Afrique subsaharienne : 820 millions de personnes couvertes restent hors ligne

Dans son édition 2026, le rapport sur la connectivité à l’Internet mobile met en évidence un décalage majeur en Afrique subsaharienne. Comme le rapporte Agenceecofin, le réseau haut débit est largement présent, mais son usage reste limité.

Le chiffre de 820 millions d’Africains couverts par un réseau mobile haut débit illustre cette situation. Ces personnes représentent 66 % de la population régionale, sans utiliser l’Internet mobile. Les utilisateurs connectés depuis leur propre appareil ne comptent que pour 25 % de la population.

Le déficit d’infrastructures est nettement plus réduit. Environ 110 millions de personnes, soit 9 % de la population, vivent encore dans des zones dépourvues de couverture haut débit mobile.

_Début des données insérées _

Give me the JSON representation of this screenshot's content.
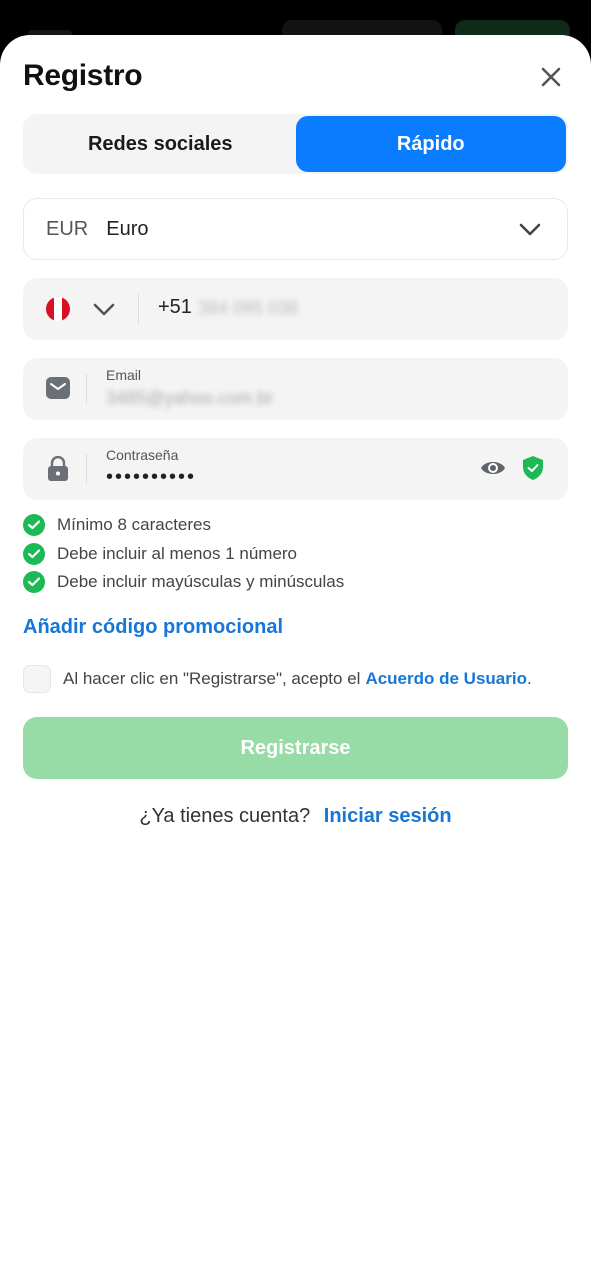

À l’échelle mondiale, plus de 90 % des 3,4 milliards de personnes qui n’utilisent pas l’Internet mobile résident pourtant dans une zone couverte.

Le Sénégal illustre particulièrement ce paradoxe. La couverture 4G y atteint 97 % de la population et la 5G environ 40 %, mais seuls 8,16 millions de Sénégalais, soit 43 % de la population, utilisent l’Internet mobile. Parmi les habitants des zones déjà couvertes par un réseau mobile, 54 % restent ainsi hors ligne. L’enjeu ne se limite donc plus à étendre le réseau : il consiste aussi à rendre l’accès réellement utilisable.

Le coût du terminal et des données

La GSMA relève deux obstacles principaux chez les personnes qui connaissent l’Internet mobile sans s’en servir : le coût de l’équipement et l’insuffisance des compétences numériques. Le prix du téléphone est cité plus souvent en Afrique subsaharienne que dans les autres régions.

Fin 2025, un appareil d’entrée de gamme permettant d’accéder à Internet représentait 76 % du revenu mensuel moyen des 20 % les plus pauvres de la région. Au Sénégal, cet obstacle pèse aussi sur le contraste entre les territoires : 87 % de la population urbaine utilise régulièrement internet, contre 75 % en zone rurale. Un prix ramené à 30 dollars pourrait rendre ce type de téléphone accessible à 1,6 milliard de personnes, contre environ 2,2 milliards avec un tarif de 20 dollars.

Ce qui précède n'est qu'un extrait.